Our current study has several limitations, most notably its retrospective design and the inherent associated biases. Although patients in the French cohort were identified via the French Brain Tumor Database, which draws records of glioblastoma patients from multiple medical settings across the country, the patients in the MSKCC and CC cohorts may differ from the larger glioblastoma population in the United States due to referral and practice biases at these 2 tertiary medical centers. In addition, our study lacked several potentially important input variables, including quality-of-life data, tumor molecular studies such as MGMT (O(6)-methylguanine-DNA methyltransferase) methylation status, and potential imaging biomarkers.21 Finally, therapy was not standardized in any of the 3 data sets. Nonetheless, our study represents a large-scale RPA in the elderly glioblastoma population and complements data from previous RPA studies that either included the entire adult glioblastoma population7 or excluded patients aged 70 years or older.6
Overall, our study provides an RPA-derived prognostic model specifically tailored to glioblastoma patients aged 70 years or older, which we have validated using separate American (MSKCC + CC) and French data sets. Hopefully, the 4 subgroups identified by the present study will be further validated by prospective studies in elderly glioblastoma patients. This prognostic scheme can be implemented easily in both the patient care and the clinical trial settings. This clinical prognostic model also serves as a backbone for the future incorporation of currently preliminary molecular prognostic markers.

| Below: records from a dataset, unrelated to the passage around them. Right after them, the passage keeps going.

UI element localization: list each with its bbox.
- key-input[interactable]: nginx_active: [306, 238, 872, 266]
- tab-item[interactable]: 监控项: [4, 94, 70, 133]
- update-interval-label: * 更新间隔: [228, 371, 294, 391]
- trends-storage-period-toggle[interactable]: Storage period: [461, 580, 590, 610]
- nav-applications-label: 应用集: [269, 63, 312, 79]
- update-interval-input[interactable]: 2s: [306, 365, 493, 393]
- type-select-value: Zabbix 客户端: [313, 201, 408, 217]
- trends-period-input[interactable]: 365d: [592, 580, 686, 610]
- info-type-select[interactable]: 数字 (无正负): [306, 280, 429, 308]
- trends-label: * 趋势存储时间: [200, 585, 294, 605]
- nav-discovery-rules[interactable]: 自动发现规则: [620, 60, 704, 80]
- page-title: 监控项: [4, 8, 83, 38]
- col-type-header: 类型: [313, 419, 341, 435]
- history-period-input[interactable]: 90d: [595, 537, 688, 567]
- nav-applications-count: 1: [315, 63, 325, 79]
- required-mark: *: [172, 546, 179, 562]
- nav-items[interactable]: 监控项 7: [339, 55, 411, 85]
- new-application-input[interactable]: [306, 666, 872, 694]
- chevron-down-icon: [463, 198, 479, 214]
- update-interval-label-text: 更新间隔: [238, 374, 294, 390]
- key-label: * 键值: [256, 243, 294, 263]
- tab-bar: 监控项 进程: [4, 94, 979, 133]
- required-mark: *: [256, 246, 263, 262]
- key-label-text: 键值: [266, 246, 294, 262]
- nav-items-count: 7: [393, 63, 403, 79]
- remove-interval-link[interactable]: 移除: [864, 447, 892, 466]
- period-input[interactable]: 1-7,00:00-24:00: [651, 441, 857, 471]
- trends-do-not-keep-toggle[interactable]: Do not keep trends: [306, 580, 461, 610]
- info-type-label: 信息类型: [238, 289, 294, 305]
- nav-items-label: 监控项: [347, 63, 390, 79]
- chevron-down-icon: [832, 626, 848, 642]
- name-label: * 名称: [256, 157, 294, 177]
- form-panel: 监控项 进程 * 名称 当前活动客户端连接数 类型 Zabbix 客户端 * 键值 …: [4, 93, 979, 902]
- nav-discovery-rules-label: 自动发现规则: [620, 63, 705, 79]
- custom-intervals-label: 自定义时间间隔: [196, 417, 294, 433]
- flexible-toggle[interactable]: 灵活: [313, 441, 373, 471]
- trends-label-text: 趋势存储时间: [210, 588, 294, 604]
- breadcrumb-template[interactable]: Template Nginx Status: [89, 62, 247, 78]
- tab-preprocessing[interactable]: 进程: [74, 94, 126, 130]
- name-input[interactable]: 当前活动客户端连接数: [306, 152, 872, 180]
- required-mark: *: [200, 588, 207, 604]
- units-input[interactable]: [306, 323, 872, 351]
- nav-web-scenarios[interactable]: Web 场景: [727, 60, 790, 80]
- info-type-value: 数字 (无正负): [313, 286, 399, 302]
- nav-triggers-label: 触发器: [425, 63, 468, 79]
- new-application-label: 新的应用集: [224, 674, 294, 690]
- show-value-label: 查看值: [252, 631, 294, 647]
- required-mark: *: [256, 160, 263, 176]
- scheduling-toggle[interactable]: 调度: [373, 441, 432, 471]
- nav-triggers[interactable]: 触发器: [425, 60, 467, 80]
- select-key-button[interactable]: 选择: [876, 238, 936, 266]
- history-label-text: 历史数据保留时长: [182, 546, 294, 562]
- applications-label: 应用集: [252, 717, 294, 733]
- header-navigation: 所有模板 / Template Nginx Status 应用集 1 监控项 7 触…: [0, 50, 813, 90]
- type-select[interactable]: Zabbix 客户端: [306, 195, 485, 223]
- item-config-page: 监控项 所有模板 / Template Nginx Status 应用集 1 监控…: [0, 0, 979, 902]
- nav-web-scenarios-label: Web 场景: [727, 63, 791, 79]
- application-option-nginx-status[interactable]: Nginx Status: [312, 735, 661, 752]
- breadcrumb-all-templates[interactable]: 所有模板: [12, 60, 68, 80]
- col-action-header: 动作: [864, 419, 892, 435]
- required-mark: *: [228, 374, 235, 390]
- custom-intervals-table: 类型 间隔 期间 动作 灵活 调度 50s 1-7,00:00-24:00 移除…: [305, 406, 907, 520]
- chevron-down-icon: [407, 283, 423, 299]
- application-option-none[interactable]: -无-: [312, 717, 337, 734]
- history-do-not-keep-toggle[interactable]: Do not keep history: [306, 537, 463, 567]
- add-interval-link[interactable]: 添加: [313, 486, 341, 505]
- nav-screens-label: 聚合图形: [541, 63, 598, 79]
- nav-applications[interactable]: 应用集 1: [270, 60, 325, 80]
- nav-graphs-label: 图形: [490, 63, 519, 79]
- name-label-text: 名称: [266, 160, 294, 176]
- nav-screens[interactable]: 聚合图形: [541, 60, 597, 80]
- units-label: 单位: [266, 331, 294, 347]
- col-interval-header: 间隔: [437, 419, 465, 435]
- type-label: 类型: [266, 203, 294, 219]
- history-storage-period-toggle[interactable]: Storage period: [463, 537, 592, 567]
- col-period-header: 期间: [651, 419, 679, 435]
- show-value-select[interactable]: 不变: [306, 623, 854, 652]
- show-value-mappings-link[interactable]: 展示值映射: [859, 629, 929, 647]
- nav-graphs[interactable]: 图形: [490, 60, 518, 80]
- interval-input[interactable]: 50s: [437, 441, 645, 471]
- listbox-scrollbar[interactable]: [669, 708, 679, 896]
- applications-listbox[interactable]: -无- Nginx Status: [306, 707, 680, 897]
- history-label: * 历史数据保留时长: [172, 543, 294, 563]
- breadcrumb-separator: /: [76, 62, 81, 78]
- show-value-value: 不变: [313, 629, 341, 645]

This study has been supported by the US National Institutes of Health (NIH) Intramural Research Program (1ZIDBC011098-02). Dr. Fraum is a Fellow in the Clinical Research Training Program, a public-private partnership supported jointly by NIH and Pfizer Inc. (via a grant to the Foundation for NIH from Pfizer Inc.). Dr. Iwamoto is supported by the National Cancer Institute Clinical Investigator Development Program and the NIH Intramural Program (1ZIABC011347-01 and 1ZIABC011348-01). Drs. Zouaoui, Mathieu-Daudé, Fabbro-Peray, Rigau, Taillandier, and Bauchet acknowledge the support of the French government (INCa), Association des Neuro-Oncologues d'Expression Française (ANOCEF), Société Française de NeuroChirurgie (SFNC), and Société Française de Neuropathologie (SFNP).
CONFLICT OF INTEREST DISCLOSURE
Dr. Suh has been a consultant for Abbott Oncology and Dr. Peereboom has been a consultant for Schering Plough (Merck). All other authors made no disclosures.